J’arrive finalement au camping. Je recherche une Pontiac G5 grise avec un drapeau québécois. Je fais un tour complet, sans succès. Je me dirige vers l’accueil, où un petit mot m’attend. Emplacement 58. Parfait. J’y vais, il n’y a pas de voiture ; juste deux tentes. Les demoiselles doivent être en train de marcher. Je m’arrête, m’installe dans mes petites affaires. Espérant que le mot m’était bien destiné ; qu’il n’y a pas deux Karine attendant quelqu’un dans ce camping. Ça ne semble pas le cas. Je reconnais la personne qui vient finalement frapper à ma fenêtre !

Passer la soirée avec des gens me tentaient beaucoup. Ça faisait un moment que je roulais seul, et un peu de compagnie de temps en temps, c’est agréable. En fait, j’aime bien cette alternance de « je suis un sauvage » et « je suis un homme civilisé ». En parlant de « je suis un sauvage », le camping a une douche. Ça, c’est une très bonne nouvelle. Parce que ma dernière douche remonte à… en fait, vous ne voulez sans doute pas savoir !
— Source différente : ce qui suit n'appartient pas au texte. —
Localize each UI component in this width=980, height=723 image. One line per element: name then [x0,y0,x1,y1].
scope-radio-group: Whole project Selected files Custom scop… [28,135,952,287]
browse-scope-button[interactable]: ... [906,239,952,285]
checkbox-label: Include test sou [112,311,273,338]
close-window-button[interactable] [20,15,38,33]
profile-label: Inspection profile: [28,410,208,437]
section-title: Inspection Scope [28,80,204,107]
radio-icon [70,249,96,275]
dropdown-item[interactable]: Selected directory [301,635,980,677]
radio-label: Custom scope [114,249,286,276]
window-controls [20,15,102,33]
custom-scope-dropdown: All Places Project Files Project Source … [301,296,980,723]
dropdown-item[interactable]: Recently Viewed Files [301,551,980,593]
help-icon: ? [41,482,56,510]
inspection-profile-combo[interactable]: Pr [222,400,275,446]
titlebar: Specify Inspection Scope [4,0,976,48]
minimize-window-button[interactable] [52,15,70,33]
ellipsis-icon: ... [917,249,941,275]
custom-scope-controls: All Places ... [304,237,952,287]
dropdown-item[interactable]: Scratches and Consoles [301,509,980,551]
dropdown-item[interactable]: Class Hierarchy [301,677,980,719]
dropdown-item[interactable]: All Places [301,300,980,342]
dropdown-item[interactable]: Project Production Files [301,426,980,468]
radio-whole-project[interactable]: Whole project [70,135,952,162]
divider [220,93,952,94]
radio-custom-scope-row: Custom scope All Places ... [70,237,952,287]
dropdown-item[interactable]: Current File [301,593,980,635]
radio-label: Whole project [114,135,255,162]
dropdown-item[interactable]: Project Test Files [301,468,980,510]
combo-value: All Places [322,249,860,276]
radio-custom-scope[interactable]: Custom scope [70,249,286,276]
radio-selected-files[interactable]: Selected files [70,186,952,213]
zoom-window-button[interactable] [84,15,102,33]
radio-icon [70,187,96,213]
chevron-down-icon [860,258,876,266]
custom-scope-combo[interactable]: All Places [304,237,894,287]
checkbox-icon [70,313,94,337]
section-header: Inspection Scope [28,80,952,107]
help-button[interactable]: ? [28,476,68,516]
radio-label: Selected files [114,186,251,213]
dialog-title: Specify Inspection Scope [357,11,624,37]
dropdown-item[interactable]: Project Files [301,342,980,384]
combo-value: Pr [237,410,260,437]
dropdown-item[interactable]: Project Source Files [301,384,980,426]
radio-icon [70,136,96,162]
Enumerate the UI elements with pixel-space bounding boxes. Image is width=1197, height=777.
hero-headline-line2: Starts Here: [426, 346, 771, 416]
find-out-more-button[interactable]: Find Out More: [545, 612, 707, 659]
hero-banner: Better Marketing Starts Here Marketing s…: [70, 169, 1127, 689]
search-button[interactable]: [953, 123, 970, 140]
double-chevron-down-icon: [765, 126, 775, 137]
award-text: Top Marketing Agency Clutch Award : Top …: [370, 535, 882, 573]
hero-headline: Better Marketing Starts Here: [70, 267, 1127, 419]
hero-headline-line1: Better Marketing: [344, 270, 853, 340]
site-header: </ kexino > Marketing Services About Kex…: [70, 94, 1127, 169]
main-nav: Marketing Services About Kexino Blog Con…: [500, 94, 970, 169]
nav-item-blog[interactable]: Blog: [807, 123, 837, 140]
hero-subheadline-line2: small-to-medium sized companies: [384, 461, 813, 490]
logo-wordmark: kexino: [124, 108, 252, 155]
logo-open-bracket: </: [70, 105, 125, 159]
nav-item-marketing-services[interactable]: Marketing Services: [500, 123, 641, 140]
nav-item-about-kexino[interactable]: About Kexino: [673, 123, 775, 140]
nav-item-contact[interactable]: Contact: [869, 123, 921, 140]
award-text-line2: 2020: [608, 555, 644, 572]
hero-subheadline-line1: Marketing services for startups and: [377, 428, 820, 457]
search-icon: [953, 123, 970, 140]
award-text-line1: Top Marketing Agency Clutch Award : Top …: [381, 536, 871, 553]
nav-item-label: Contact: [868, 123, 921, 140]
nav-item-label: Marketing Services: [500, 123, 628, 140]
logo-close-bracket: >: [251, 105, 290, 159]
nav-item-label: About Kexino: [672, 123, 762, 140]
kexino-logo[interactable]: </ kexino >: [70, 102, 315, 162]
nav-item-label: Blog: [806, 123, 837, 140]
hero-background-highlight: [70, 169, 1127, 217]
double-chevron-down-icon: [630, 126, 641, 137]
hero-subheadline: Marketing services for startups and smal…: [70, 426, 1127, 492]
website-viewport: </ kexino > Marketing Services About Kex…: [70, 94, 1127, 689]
Il fait froid, il pleut, mais il y a un abris pour les campeurs. Heureusement, parce que cinq dans Pourquoi Pas ? on aurait sans doute été un peu à l’étroit ! Pâtes saucisses et sauces tomates, bières et vodka pomme. On parle, on discute, on jase, on rigole. Le couvre feu est à 23 heures. Deux des demoiselles s’en vont dormir. Je propose une fin de soirée confortablement installée dans le van. Il fait froid. Occasion de tester le chauffage pour la première fois. Ça marche bien, c’est efficace, c’est parfait. On parle voyage, philosophie personnelle, découverte de soit, rencontres et autres petits plaisirs de la vie jusqu’à 2h du matin environ.